Nasional

KPAI Sebut 3 Struktur Sistem Perlindungan Anak dari Perundungan di Lembaga Pendidikan

Rabu, 28 Februari 2024 | 15:00 WIB

KPAI Sebut 3 Struktur Sistem Perlindungan Anak dari Perundungan di Lembaga Pendidikan

Sekretaris Umum Pergunu Aris Adi Leksono. (Foto: Dok. NU Online)

Jakarta, NU Online
Perundungan atau bullying dengan kedok senioritas sering terjadi di lembaga pendidikan termasuk pesantren. Baru-baru ini perundungan memakan korban hingga meninggal, yaitu Bintang Balqis Maulana (14), santri di Pondok Pesantren Tahfidz Qur'an Al Hanifiyyah di Mojo, Kediri, Jawa Timur.


Komisioner Komisi Perlindungan Anak Indonesia (KPAI) Kluster Pendidikan, Aris Adi Leksono, menyebutkan tiga struktur pembangunan sistem perlindungan anak di lembaga pendidikan untuk menghilangkan senioritas yang bermasalah.


Menurut dia, hal itu dimulai dengan mengedukasi dan mensosialisasikan kepada semua peserta didik bahwa tiap orang baik senior maupun junior memiliki derajat yang sama di mata Allah. 


Selanjutnya, kata dia, pengelola lembaga pendidikan sejak awal harus menanamkan kepada peserta didik bahwa tujuan mereka berada di tempat yang sama adalah untuk belajar.
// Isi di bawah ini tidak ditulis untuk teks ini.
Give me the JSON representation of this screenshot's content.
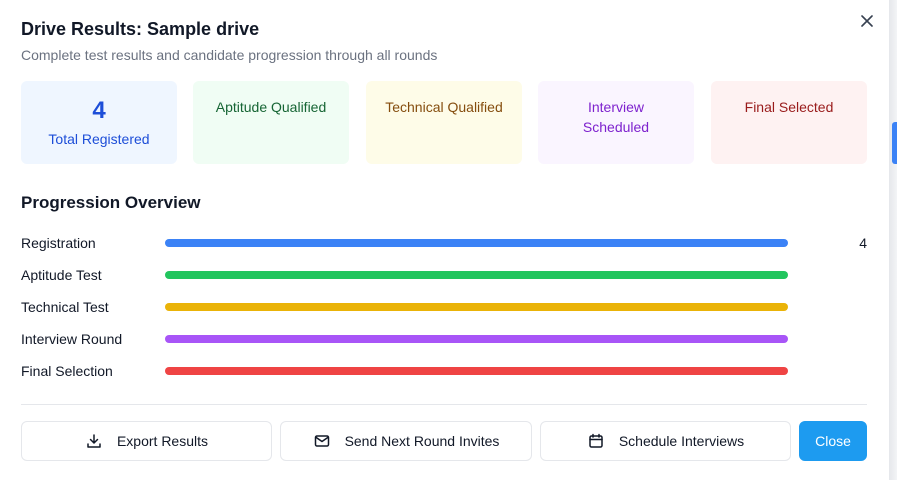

“(Tanamkan) rasa bahwa kita sama, kita makhluk Allah, kita punya tugas belajar di pesantren. Dengan begitu, maka saya yakin akan timbul rasa saling menghargai, untuk kemudian bisa hidup bersama-sama saling menghargai perbedaan. Tentunya dengan tujuan yang diutamakan adalah sukses menimba ilmunya atau belajar di satuan pendidikan itu,” katanya kepada NU Online, Selasa (27/2/2024).


Aris menambahkan, perlu adanya pengawasan yang intensif di lembaga pendidikan dengan membentuk satgas atau tim pencegahan dan penanganan perundungan. Tim diperlukan agar aturan dan edukasi yang sudah dilakukan, dapat terpantau dengan baik. 


Tim tersebut, kata pengurus Pimpinan Pusat Persatuan guru Nahdlatul Ulama ini, harus dibekali kemampuan atau mengerti psikologi anak-anak didik.


“Aturan yang dibuat dan edukasi yang dilakukan, bisa terpantau; terimplementasi apa tidak, dilakukan oleh siswa atau tidak. Dan tentu tim tim ini  harus dibekali skill dalam membaca psikologi anak, membaca perubahan perilaku anak sehingga dia mampu mendeteksi. Jika ada gejala senioritas maka bisa segera ditangani,” jelasnya.


Menurut Aris, setelah melakukan edukasi dan menyediakan tim satgas, lembaga pendidikan juga penting menyediakan kanal pengaduan. Jika disediakan kanal pengaduan dan keberanian untuk mengadu, maka akan timbul rasa kehati-hatian pada diri peserta didik, baik yang senior maupun junior.


“Pihak Lembaga Pendidikan juga penting untuk menyediakan kanal pengaduan, kalau ada kanal pengaduan dan berani mengadu, saya kira satu sama lain akan ada kehati-hatian. Kalau saya melakukan kekerasan, maka saya akan diadukan, konsekuensinya saya bisa dihukum. Sistem yang seperti ini penting diwujudkan, agar tercipta lembaga pendidikan yang memiliki perspektif perlindungan anak,” ujarnya.


Selain itu, sambungnya, keterbukaan serta kolaborasi lembaga pendidikan, dengan pihak-pihak terkait juga diperlukan agar pihak terkait bisa membantu untuk memberikan sosialisasi, edukasi, dan pembinaan.


“Menurut saya, pentingnya terbuka dan berkolaborasi dengan pihak-pihak terkait, misalkan dengan DP3A, Dinas Sosial, Dinas Kesehatan, dan Kepolisian menjalin kerjasama untuk bersama-sama membina dan mencegah agar tidak terjadi kekerasan,” tuturnya.